HOUSTON, Texas (KTRK) -- A big win was delivered to civil rights groups on Thursday after the U.S. Supreme Court handed down a surprising 5-4 decision, ruling in favor of a case that claims Alabama's current congressional maps discriminate against Black voters. The decision could set a precedent for similar cases in Texas, one of the battleground states regarding voting rights.
The case was brought forth by a group of minority voters from Alabama and civil rights organizations. They argued that the maps used in the 2022 elections diluted the voice of the state's Black population.
According to Section 2 in the Voting Rights Acts of 1965, states cannot draw maps that "result in denial or abridgment of the right to vote on account of race or color."
Chief Justice John Roberts wrote in the decision from the SCOTUS majority that the existence of only one majority Black congressional district out of seven denied more than a quarter of the state's population an equal opportunity to elect political candidates of their choosing.
This ruling came as a surprise because of the conservative majority on the Supreme Court and previous rulings in recent years that rolled back protections against racial discrimination.
According to the Associated Press, Roberts was part of conservative high-court majorities in earlier cases that made it harder for minorities to use the Voting Rights Act of 1965 in ideologically divided rulings in 2013 and 2021.
Political experts said this SCOTUS ruling could impact similar cases here in Texas.
"Ninety-five percent of the population growth between 2010 and 2020 was driven by Black, Latino, and Asian residents in Texas. But our statewide maps don't reflect that reality. There are ongoing lawsuits against the state of Texas that challenge those maps as discriminatory and dilutive of those communities of color," said Sarah Chen, staff attorney for the Texas Civil Rights Project's voting rights program.
"There is a lawsuit against the Spring Branch Independent School District on the same standards, racially polarized voting. Now that case will go forward. If it's heard in court, it will surely be appealed. But if it gets to the Supreme Court, it's very clear that Roberts, (Justice Brett) Cavanaugh, and the three other liberal justices will form a 5-4 majority to uphold this particular ruling regarding racially polarized voting," said Prof. Bob Stein, who teaches political science at Rice University.

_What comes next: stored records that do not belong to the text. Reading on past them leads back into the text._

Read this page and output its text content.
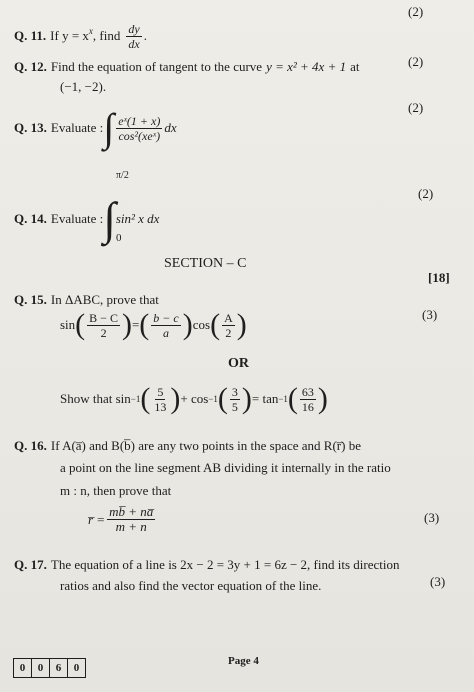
(2)
Q. 11. If $y = x^x$, find $\frac{dy}{dx}$ .
Q. 12. Find the equation of tangent to the curve y = x² + 4x + 1 at	(2)
(−1, −2).
(2)
Q. 13.
Evaluate : ∫ $\frac{\text{eˣ(1 + x)}}{\text{cos²(xeˣ)}}$ dx
π/2
(2)
Q. 14.
Evaluate : ∫ sin² x dx
0
SECTION – C
[18]
Q. 15. In ΔABC, prove that
(3)
sin ( $\frac{B - C}{2}$ ) = ( $\frac{b - c}{a}$ ) cos ( $\frac{A}{2}$ )
OR
Show that sin −1 ( $\frac{5}{13}$ ) + cos −1 ( $\frac{3}{5}$ ) = tan −1 ( $\frac{63}{16}$ )
Q. 16. If A(a̅) and B(b̅) are any two points in the space and R(r̅) be
a point on the line segment AB dividing it internally in the ratio
m : n, then prove that
r̅ = $\frac{mb̅ + na̅}{m + n}$	(3)
Q. 17. The equation of a line is 2x − 2 = 3y + 1 = 6z − 2, find its direction
ratios and also find the vector equation of the line.	(3)
0	0	6	0
Page 4
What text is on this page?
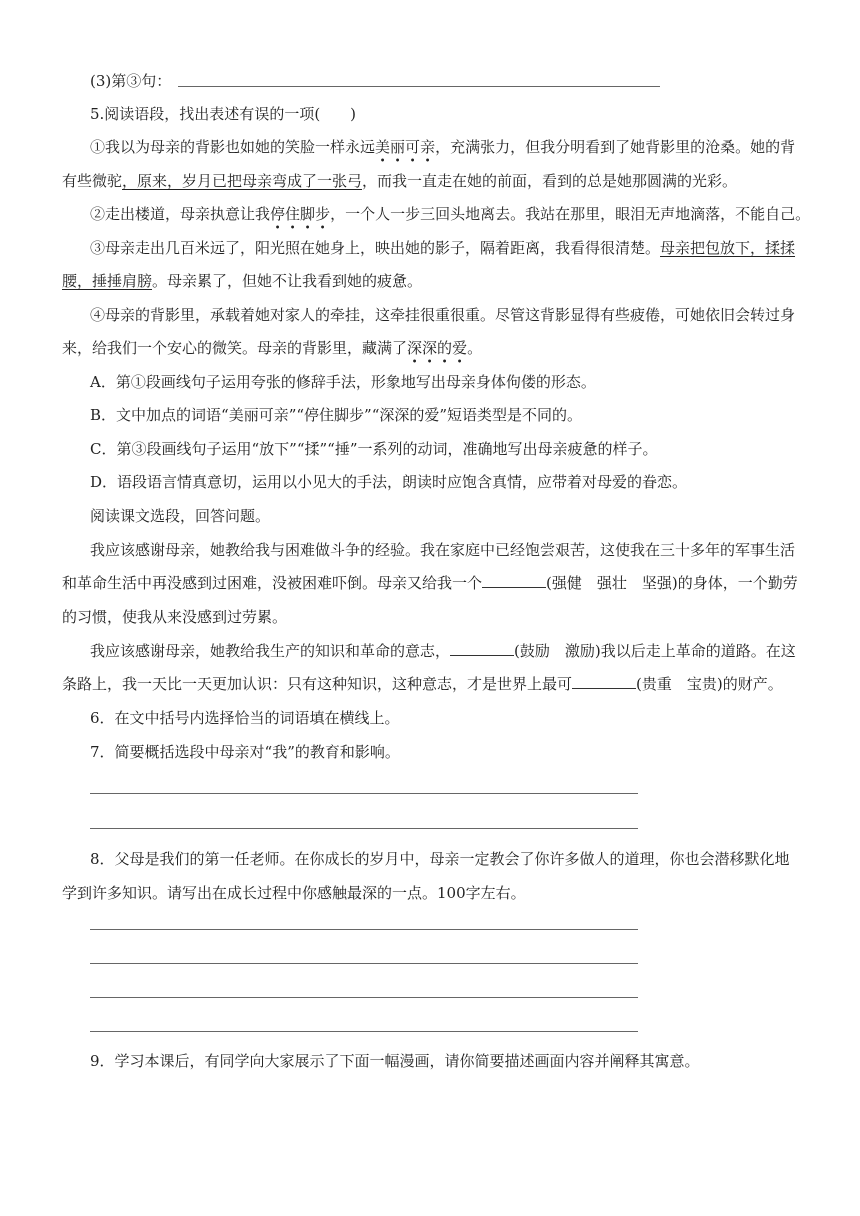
(3)第③句：
5.阅读语段，找出表述有误的一项(　　)
①我以为母亲的背影也如她的笑脸一样永远美丽可亲，充满张力，但我分明看到了她背影里的沧桑。她的背
有些微驼，原来，岁月已把母亲弯成了一张弓，而我一直走在她的前面，看到的总是她那圆满的光彩。
②走出楼道，母亲执意让我停住脚步，一个人一步三回头地离去。我站在那里，眼泪无声地滴落，不能自己。
③母亲走出几百米远了，阳光照在她身上，映出她的影子，隔着距离，我看得很清楚。母亲把包放下，揉揉
腰，捶捶肩膀。母亲累了，但她不让我看到她的疲惫。
④母亲的背影里，承载着她对家人的牵挂，这牵挂很重很重。尽管这背影显得有些疲倦，可她依旧会转过身
来，给我们一个安心的微笑。母亲的背影里，藏满了深深的爱。
A．第①段画线句子运用夸张的修辞手法，形象地写出母亲身体佝偻的形态。
B．文中加点的词语“美丽可亲”“停住脚步”“深深的爱”短语类型是不同的。
C．第③段画线句子运用“放下”“揉”“捶”一系列的动词，准确地写出母亲疲惫的样子。
D．语段语言情真意切，运用以小见大的手法，朗读时应饱含真情，应带着对母爱的眷恋。
阅读课文选段，回答问题。
我应该感谢母亲，她教给我与困难做斗争的经验。我在家庭中已经饱尝艰苦，这使我在三十多年的军事生活
和革命生活中再没感到过困难，没被困难吓倒。母亲又给我一个	(强健　强壮　坚强)的身体，一个勤劳
的习惯，使我从来没感到过劳累。
我应该感谢母亲，她教给我生产的知识和革命的意志，	(鼓励　激励)我以后走上革命的道路。在这
条路上，我一天比一天更加认识：只有这种知识，这种意志，才是世界上最可	(贵重　宝贵)的财产。
6．在文中括号内选择恰当的词语填在横线上。
7．简要概括选段中母亲对“我”的教育和影响。
8．父母是我们的第一任老师。在你成长的岁月中，母亲一定教会了你许多做人的道理，你也会潜移默化地
学到许多知识。请写出在成长过程中你感触最深的一点。100字左右。
9．学习本课后，有同学向大家展示了下面一幅漫画，请你简要描述画面内容并阐释其寓意。
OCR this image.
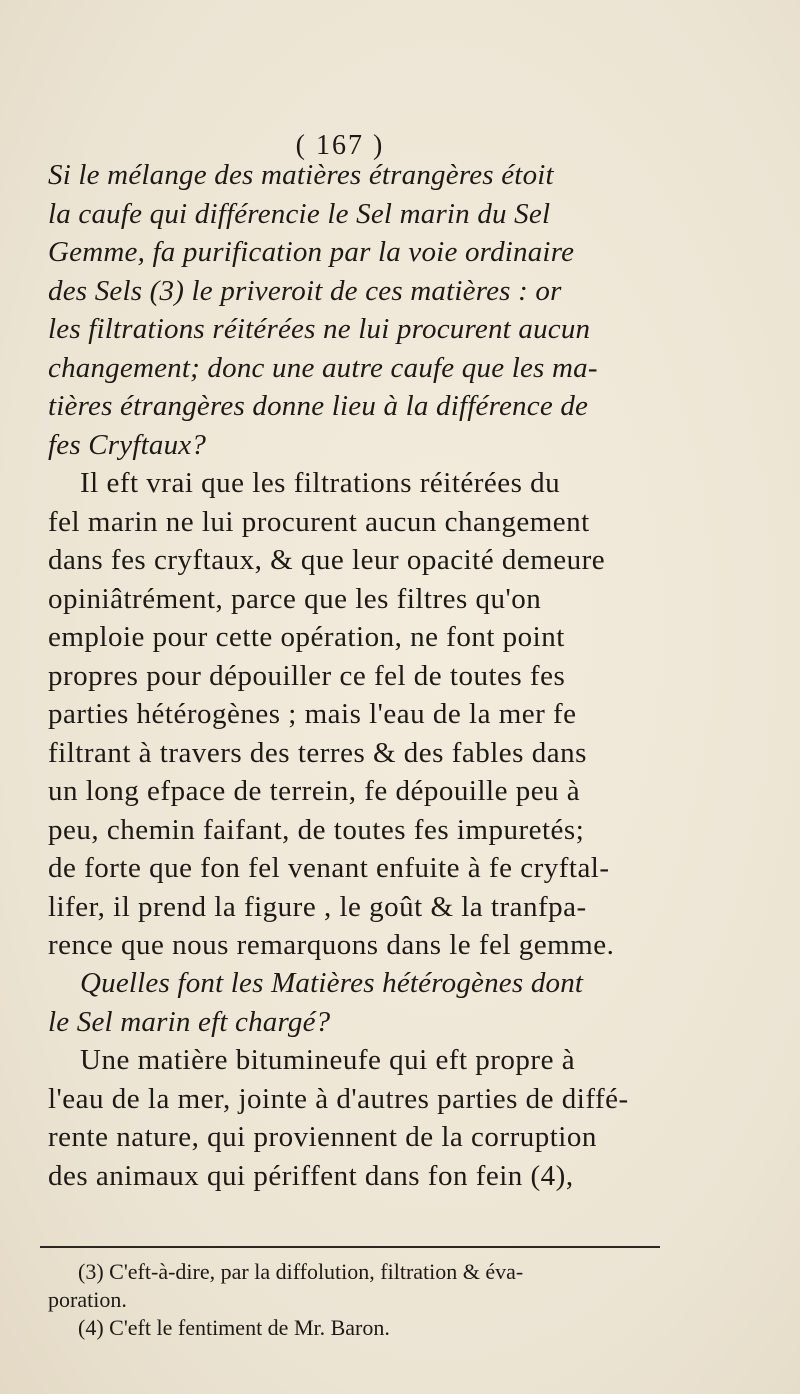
( 167 )
Si le mélange des matières étrangères étoit
la caufe qui différencie le Sel marin du Sel
Gemme, fa purification par la voie ordinaire
des Sels (3) le priveroit de ces matières : or
les filtrations réitérées ne lui procurent aucun
changement; donc une autre caufe que les ma-
tières étrangères donne lieu à la différence de
fes Cryftaux?
Il eft vrai que les filtrations réitérées du
fel marin ne lui procurent aucun changement
dans fes cryftaux, & que leur opacité demeure
opiniâtrément, parce que les filtres qu'on
emploie pour cette opération, ne font point
propres pour dépouiller ce fel de toutes fes
parties hétérogènes ; mais l'eau de la mer fe
filtrant à travers des terres & des fables dans
un long efpace de terrein, fe dépouille peu à
peu, chemin faifant, de toutes fes impuretés;
de forte que fon fel venant enfuite à fe cryftal-
lifer, il prend la figure , le goût & la tranfpa-
rence que nous remarquons dans le fel gemme.
Quelles font les Matières hétérogènes dont
le Sel marin eft chargé?
Une matière bitumineufe qui eft propre à
l'eau de la mer, jointe à d'autres parties de diffé-
rente nature, qui proviennent de la corruption
des animaux qui périffent dans fon fein (4),
(3) C'eft-à-dire, par la diffolution, filtration & éva-
poration.
(4) C'eft le fentiment de Mr. Baron.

Chen shared her organization is also a part of a similar lawsuit against Galveston County that alleges its maps diminishes the power of Black and Latino voters.
"We have been fighting for a long time for truly equal access to the ballot and fair representation. It is not anyone's dream that the law passed in 1965 to address the horrific injustice from that time period and Jim Crow are still so relevant in today's society," she said.
Gary Bledsoe, president of the Texas NAACP, shared he is ecstatic over this ruling, but said it's not a slam dunk victory, and they can't count on every similar case winning in court.
"What this says is that Section 2 (of the Voting Rights Act) is still alive, though different levels of proof might be required. The Court did indicate that they would still be open to other potential challenges and give some credence to some of the more extreme groups who want to disenfranchise minorities altogether. But for now, at least, we have a landscape that we can look at that will attempt to prevail," he said.
Alabama will now have to redraw its election maps ahead of the 2024 election, which will likely include a second majority Black district.
The new maps likely mean greater minority representation from Alabama in the U.S. House of Representatives.